Nesting habits influence population genetic structure of a bee living in anthropogenic disturbance

Abstract

While most organisms are negatively affected by anthropogenic disturbance, a few species thrive in landscapes altered by humans. Typically, native bees are negatively impacted by anthropogenic environmental change, including habitat alteration and climate change. Here, we investigate the population structure of the eastern carpenter bee Xylocopa virginica, a generalist pollinator with a broad geographic range spanning eastern North America. Eastern carpenter bees now nest almost exclusively in artificial wooden structures, linking their geographic distribution and population structure to human activities and disturbance. To investigate the population structure of these bees, we sampled females from 16 different populations from across their range. Nine species-specific microsatellite loci showed that almost all populations are genetically distinct, but with high levels of genetic diversity and low levels of inbreeding overall. Broadly speaking, populations clustered into three distinct genetic groups: a northern group, a western group and a core group.

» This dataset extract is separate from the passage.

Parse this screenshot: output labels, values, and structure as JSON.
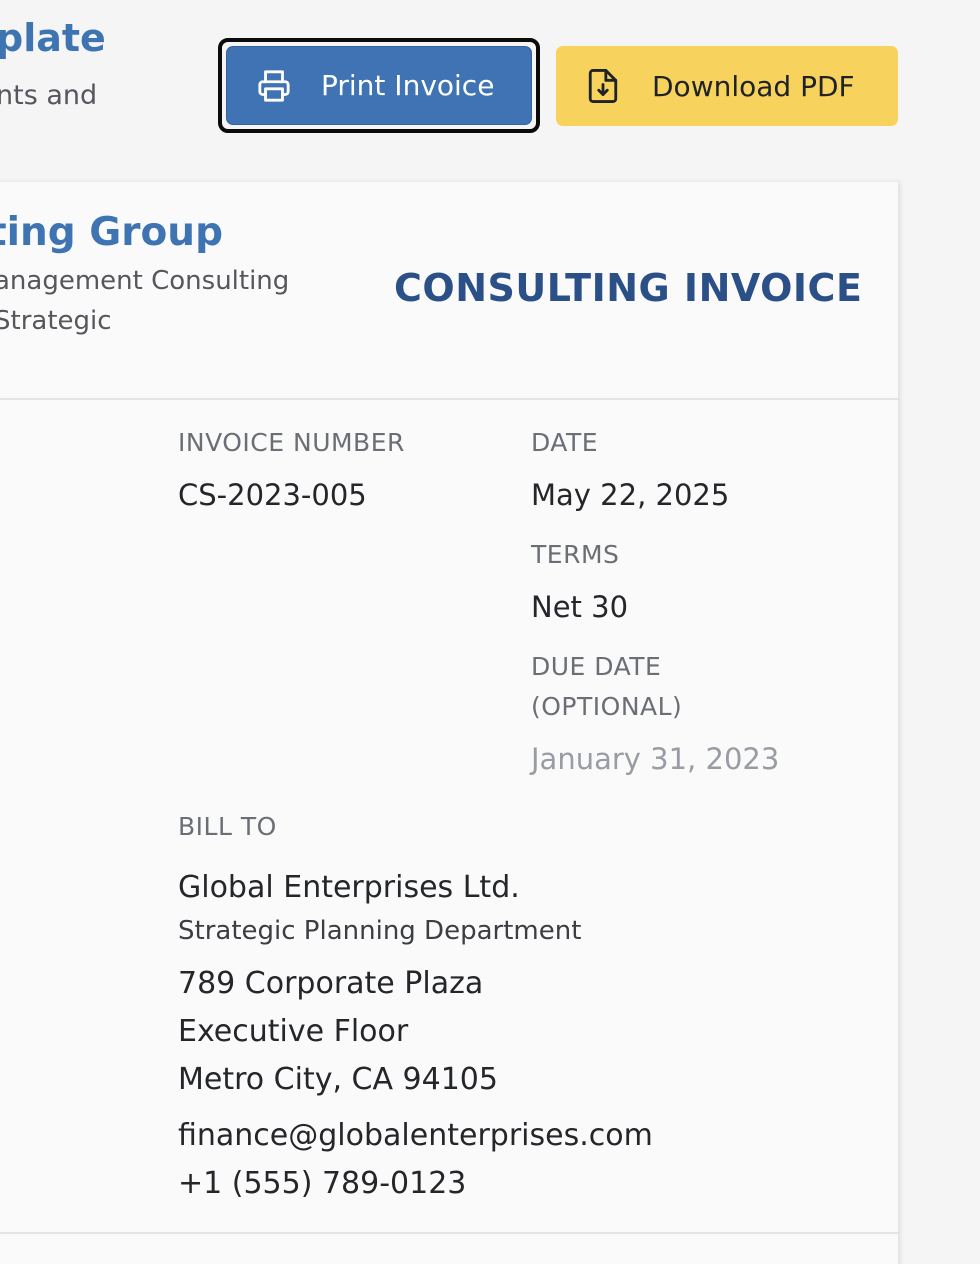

The northern group had low effective population sizes, decreased genetic variability and the highest levels of inbreeding in the data set, suggesting that carpenter bees may be expanding their range northward. The western group was genetically distinct, but lacked signals of a recent range expansion. Climatic data showed that summer and winter temperatures explained a significant amount of the genetic differentiation seen among populations, while precipitation did not. Our results indicate that X. virginica may be one of the rare 'anthrophilic' species that thrive in the face of anthropogenic disturbance.

Keywords: Xylocopa virginica; dbRDA; disturbance; nest substrate; philopatry; range expansion.